Малахитовая шкатулка - Бажов Павел Петрович 10 стр.


— Что же, — говорит, — постараться можно. Главное дело — материал шибко хороший. Редко такой и увидишь. Одно горе — дело наше мешкотно. Если сразу до тела обивать, дух, я думаю, смрадный пойдёт. Сперва, видно, надо оболванить, а это малахиту потеря.

Барин даже огневался на эти слова.

— Не о малахите, — говорит, — думай, а как тело моего верного слуги без пороку добыть.

— Это, — отвечает мастер, — кому как.

Он, вишь, вольный, Костоусов-то был. Ну, и разговор у него такой. Стал Костоусов мертвяка добывать. Оболванил сперва, малахит домой увёз. Потом стал до тела добираться. И ведь что? Где тело либо одёжа были, там всё пустая порода, а кругом малахит первосортный.

Барин всё-таки эту пустую породу велел похоронить как человека. А мастер Костоусов жалел:

— Кабы знатьё, — говорит, — так надо бы глыбу сразу на распил пустить. Сколько добра сгибло из-за приказчика, а от него, вишь, что осталось! Одни подошвы.

1936 г.

Медная доля

одная мне дача Сысертского горного округа северной частью вытянутого рукава смыкалась с дачей Ревдинских заводов около горы с необычайным названием — Лабаз. Мне впервые удалось побывать здесь в самом начале столетия. Году так во втором, в третьем.
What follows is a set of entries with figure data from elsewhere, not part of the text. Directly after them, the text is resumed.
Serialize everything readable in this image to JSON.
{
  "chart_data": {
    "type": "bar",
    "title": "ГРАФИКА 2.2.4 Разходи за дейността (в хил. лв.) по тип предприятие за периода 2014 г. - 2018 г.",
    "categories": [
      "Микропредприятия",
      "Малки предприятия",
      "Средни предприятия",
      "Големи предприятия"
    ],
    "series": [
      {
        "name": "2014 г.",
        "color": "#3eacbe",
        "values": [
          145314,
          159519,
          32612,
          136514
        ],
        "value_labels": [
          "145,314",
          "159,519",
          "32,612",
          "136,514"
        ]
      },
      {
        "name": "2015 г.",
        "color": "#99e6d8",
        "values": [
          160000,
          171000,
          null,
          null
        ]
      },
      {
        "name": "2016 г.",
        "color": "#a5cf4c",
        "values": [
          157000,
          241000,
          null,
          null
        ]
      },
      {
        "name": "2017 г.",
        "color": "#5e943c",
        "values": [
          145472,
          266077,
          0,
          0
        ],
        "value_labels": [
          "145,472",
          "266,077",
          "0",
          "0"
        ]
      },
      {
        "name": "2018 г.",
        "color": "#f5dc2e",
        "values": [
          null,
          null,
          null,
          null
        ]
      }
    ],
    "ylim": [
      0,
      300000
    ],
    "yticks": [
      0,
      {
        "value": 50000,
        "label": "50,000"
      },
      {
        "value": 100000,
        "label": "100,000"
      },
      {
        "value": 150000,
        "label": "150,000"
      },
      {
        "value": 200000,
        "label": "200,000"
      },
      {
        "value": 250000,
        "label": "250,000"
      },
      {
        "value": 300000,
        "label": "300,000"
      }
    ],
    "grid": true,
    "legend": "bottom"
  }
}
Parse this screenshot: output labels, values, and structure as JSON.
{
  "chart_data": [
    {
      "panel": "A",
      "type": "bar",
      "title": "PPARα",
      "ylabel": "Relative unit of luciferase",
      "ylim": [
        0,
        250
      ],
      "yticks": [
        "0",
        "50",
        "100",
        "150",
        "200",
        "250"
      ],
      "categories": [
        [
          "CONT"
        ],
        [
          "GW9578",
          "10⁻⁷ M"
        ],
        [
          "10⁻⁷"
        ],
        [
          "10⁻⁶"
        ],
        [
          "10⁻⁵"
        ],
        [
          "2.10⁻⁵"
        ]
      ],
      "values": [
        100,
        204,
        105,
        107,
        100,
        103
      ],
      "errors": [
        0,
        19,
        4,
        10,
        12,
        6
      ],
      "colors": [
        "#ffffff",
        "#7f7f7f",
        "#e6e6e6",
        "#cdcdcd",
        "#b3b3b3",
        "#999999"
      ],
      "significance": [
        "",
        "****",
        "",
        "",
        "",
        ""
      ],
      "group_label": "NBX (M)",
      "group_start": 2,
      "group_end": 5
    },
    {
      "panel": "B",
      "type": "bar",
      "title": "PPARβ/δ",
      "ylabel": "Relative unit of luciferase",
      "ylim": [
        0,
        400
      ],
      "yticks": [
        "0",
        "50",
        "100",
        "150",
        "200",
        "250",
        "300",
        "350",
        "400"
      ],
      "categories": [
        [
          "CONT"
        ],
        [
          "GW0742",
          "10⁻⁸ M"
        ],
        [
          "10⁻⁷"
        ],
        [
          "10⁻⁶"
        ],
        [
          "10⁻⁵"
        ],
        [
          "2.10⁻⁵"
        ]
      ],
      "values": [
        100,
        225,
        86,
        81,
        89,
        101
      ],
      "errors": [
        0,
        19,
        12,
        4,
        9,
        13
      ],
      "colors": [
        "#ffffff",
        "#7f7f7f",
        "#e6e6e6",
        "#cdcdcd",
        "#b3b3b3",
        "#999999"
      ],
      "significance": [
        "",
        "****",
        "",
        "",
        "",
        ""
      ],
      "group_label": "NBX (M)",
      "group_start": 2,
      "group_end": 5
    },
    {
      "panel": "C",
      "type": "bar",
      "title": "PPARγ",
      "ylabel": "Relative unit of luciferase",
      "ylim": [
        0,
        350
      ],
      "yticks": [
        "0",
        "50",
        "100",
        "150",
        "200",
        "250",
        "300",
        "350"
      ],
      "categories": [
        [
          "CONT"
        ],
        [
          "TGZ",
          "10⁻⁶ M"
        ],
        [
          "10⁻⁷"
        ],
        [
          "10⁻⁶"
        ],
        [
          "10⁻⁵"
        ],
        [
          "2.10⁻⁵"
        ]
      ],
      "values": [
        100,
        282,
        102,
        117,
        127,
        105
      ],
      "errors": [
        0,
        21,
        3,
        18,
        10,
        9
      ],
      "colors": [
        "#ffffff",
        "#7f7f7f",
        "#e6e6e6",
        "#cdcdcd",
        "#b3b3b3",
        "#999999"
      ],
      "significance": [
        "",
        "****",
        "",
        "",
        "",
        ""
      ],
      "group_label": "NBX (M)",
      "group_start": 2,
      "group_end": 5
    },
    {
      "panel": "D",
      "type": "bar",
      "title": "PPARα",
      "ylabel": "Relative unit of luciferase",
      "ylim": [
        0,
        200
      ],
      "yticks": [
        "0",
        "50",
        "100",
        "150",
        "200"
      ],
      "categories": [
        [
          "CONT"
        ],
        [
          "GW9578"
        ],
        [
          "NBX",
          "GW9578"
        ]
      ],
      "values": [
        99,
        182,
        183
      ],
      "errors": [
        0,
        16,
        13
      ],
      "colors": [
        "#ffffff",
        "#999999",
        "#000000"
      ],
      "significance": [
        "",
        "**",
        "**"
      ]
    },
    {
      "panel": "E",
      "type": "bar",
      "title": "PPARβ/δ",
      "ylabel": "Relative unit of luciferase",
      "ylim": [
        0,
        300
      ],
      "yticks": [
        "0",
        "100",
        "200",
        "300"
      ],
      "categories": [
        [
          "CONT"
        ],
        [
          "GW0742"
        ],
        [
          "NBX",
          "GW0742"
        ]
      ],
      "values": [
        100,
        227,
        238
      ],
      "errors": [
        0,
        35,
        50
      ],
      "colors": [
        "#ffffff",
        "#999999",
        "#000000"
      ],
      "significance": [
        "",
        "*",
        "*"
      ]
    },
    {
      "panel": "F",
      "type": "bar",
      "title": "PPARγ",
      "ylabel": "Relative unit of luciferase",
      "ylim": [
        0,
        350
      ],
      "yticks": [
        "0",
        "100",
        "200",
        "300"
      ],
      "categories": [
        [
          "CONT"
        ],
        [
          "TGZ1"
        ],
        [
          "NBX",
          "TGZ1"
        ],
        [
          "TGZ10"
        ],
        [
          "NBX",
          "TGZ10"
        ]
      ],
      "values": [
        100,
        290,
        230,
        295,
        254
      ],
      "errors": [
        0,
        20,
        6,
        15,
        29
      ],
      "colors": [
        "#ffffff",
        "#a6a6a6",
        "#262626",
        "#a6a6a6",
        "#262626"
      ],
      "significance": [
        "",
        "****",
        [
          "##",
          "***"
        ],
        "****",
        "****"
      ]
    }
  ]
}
Случилось это неожиданно и, может быть, поэтому запомнилось крепко. С Крылатовского рудника хотел попасть на гору Балабан, но пошёл по просеке в противоположном направлении. Почувствовал ошибку, стал поправляться, «спрямлять» и, как водится, вовсе сбился. По счастью, набрёл на двух парней, которые проряжали сосновый молодняк. Парни, услышав, где я предполагаю Балабан, сначала посмеялись, потом ревностно, перебивая один другого, стали объяснять дорогу. Один, видимо, не очень поверил, что я понял, и посоветовал: — Ты лучше пройди-ка по этой просеке ещё с полверсты. Там старая липа пришлась, а от неё вправо тропка пошла. Заметная тропочка, не ошибёшься. По этой тропке и ступай прямо в гору Лабаз. Там у нас в караульщиках дедушка Мисилов сидит. Он тебе твой Балабан, как на ладошке, покажет. И на Волчиху поглядишь, если охота есть. Старик у нас не скупой на эти штуки. И слов у него с добрый воз напасено, да всё, понимаешь, золотые. С ним посидеть хоть в вёдро, хоть в ненастье не тоскливо.
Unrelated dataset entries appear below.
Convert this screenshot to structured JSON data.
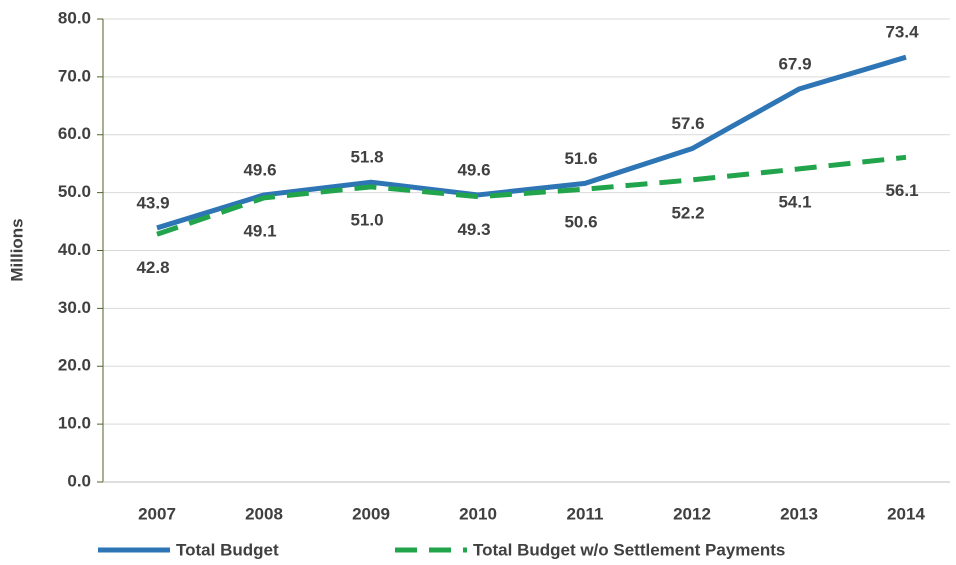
{
  "chart_data": {
    "type": "line",
    "y_label": "Millions",
    "categories": [
      "2007",
      "2008",
      "2009",
      "2010",
      "2011",
      "2012",
      "2013",
      "2014"
    ],
    "series": [
      {
        "name": "Total Budget",
        "color": "#2e75b6",
        "dash": false,
        "values": [
          43.9,
          49.6,
          51.8,
          49.6,
          51.6,
          57.6,
          67.9,
          73.4
        ],
        "value_labels": [
          "43.9",
          "49.6",
          "51.8",
          "49.6",
          "51.6",
          "57.6",
          "67.9",
          "73.4"
        ],
        "label_position": "above"
      },
      {
        "name": "Total Budget w/o Settlement Payments",
        "color": "#22a44c",
        "dash": true,
        "values": [
          42.8,
          49.1,
          51.0,
          49.3,
          50.6,
          52.2,
          54.1,
          56.1
        ],
        "value_labels": [
          "42.8",
          "49.1",
          "51.0",
          "49.3",
          "50.6",
          "52.2",
          "54.1",
          "56.1"
        ],
        "label_position": "below"
      }
    ],
    "ylim": [
      0,
      80
    ],
    "yticks": [
      {
        "value": 0,
        "label": "0.0"
      },
      {
        "value": 10,
        "label": "10.0"
      },
      {
        "value": 20,
        "label": "20.0"
      },
      {
        "value": 30,
        "label": "30.0"
      },
      {
        "value": 40,
        "label": "40.0"
      },
      {
        "value": 50,
        "label": "50.0"
      },
      {
        "value": 60,
        "label": "60.0"
      },
      {
        "value": 70,
        "label": "70.0"
      },
      {
        "value": 80,
        "label": "80.0"
      }
    ],
    "grid": true,
    "legend": "bottom"
  }
}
Предложение показалось заманчивым. Захотелось своим глазом посмотреть на этот удалённый клин заводской дачи, где к обычной сосне и берёзе заметно примешивалась липа. С детских лет, когда ещё жил в Полевском, слыхал от взрослых, что там имеется «заводское объединение для сидки дёгтю, а подале такое же обзаведение от Ревдинских заводов». Из разговоров на Крылатовском узнал, что около этих двух дегтярок, Полевской и Ревдинской, какие-то чужестранные в земле роются, медь ищут, у самого озера Ижбулата.
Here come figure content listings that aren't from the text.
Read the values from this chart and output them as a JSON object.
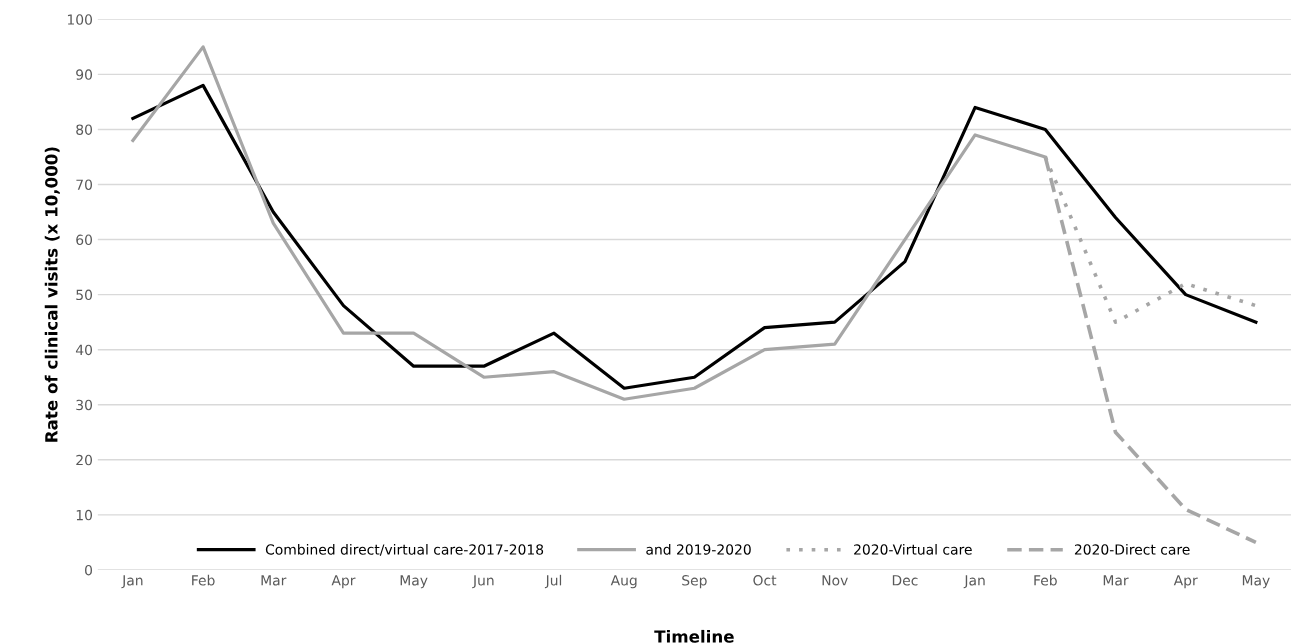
{
  "chart_data": {
    "type": "line",
    "xlabel": "Timeline",
    "ylabel": "Rate of clinical visits (x 10,000)",
    "categories": [
      "Jan",
      "Feb",
      "Mar",
      "Apr",
      "May",
      "Jun",
      "Jul",
      "Aug",
      "Sep",
      "Oct",
      "Nov",
      "Dec",
      "Jan",
      "Feb",
      "Mar",
      "Apr",
      "May"
    ],
    "series": [
      {
        "name": "Combined direct/virtual care-2017-2018",
        "color": "#000000",
        "line_style": "solid",
        "values": [
          82,
          88,
          65,
          48,
          37,
          37,
          43,
          33,
          35,
          44,
          45,
          56,
          84,
          80,
          64,
          50,
          45
        ]
      },
      {
        "name": "and 2019-2020",
        "color": "#a6a6a6",
        "line_style": "solid",
        "values": [
          78,
          95,
          63,
          43,
          43,
          35,
          36,
          31,
          33,
          40,
          41,
          60,
          79,
          75,
          null,
          null,
          null
        ]
      },
      {
        "name": "2020-Virtual care",
        "color": "#a6a6a6",
        "line_style": "dotted",
        "values": [
          null,
          null,
          null,
          null,
          null,
          null,
          null,
          null,
          null,
          null,
          null,
          null,
          null,
          75,
          45,
          52,
          48
        ]
      },
      {
        "name": "2020-Direct care",
        "color": "#a6a6a6",
        "line_style": "dashed",
        "values": [
          null,
          null,
          null,
          null,
          null,
          null,
          null,
          null,
          null,
          null,
          null,
          null,
          null,
          75,
          25,
          11,
          5
        ]
      }
    ],
    "ylim": [
      0,
      100
    ],
    "yticks": [
      0,
      10,
      20,
      30,
      40,
      50,
      60,
      70,
      80,
      90,
      100
    ],
    "grid": "y",
    "legend": "bottom",
    "marker": "none"
  }
}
С вершины Лабаза открывался обычный для нашего края тех лет вид: всхолмлённая лесная пустыня, с правильными квадратами вырубок, бесформенными покосными участками и редкими селениями. К северу, совсем близко, высилась гора Волчиха, к югу, километрах в пятнадцати, тот самый Балабан, куда мне надо было идти.

Старик Мисилов оказался подвижным приветливым человеком, из таких, которые немало видели в своей жизни и любили об этом рассказывать. Новому человеку старик обрадовался и сейчас же подвесил над костерком свой полуведёрный жестяной чайник. Беседа завязалась легко. Говорили о разном, а больше всего, конечно, о безработице, которая гнала рабочих с насиженных мест. Старик, помню, пожаловался:

— Троих сыновей вырастил, дочь замуж отдал, а на старости и в гости сходить не к кому. Все разбрелись. Недавно вон меньшак письмо отписал с военной службы, из городу Чемкенту. Благослови, тятенька, на вторительную остаться, потому как по вашим письмам понял: дома жить не у чего. Большак опять на Абаканские заводы убрался, а средний, Михайло, в слесарке пристроился в Барнауле-городе. И доченьку свою с внучатами проводил. Мужик-то у нее при Дугинской мельнице машинистом поступил. Эти поближе, конечно, а всё не дома.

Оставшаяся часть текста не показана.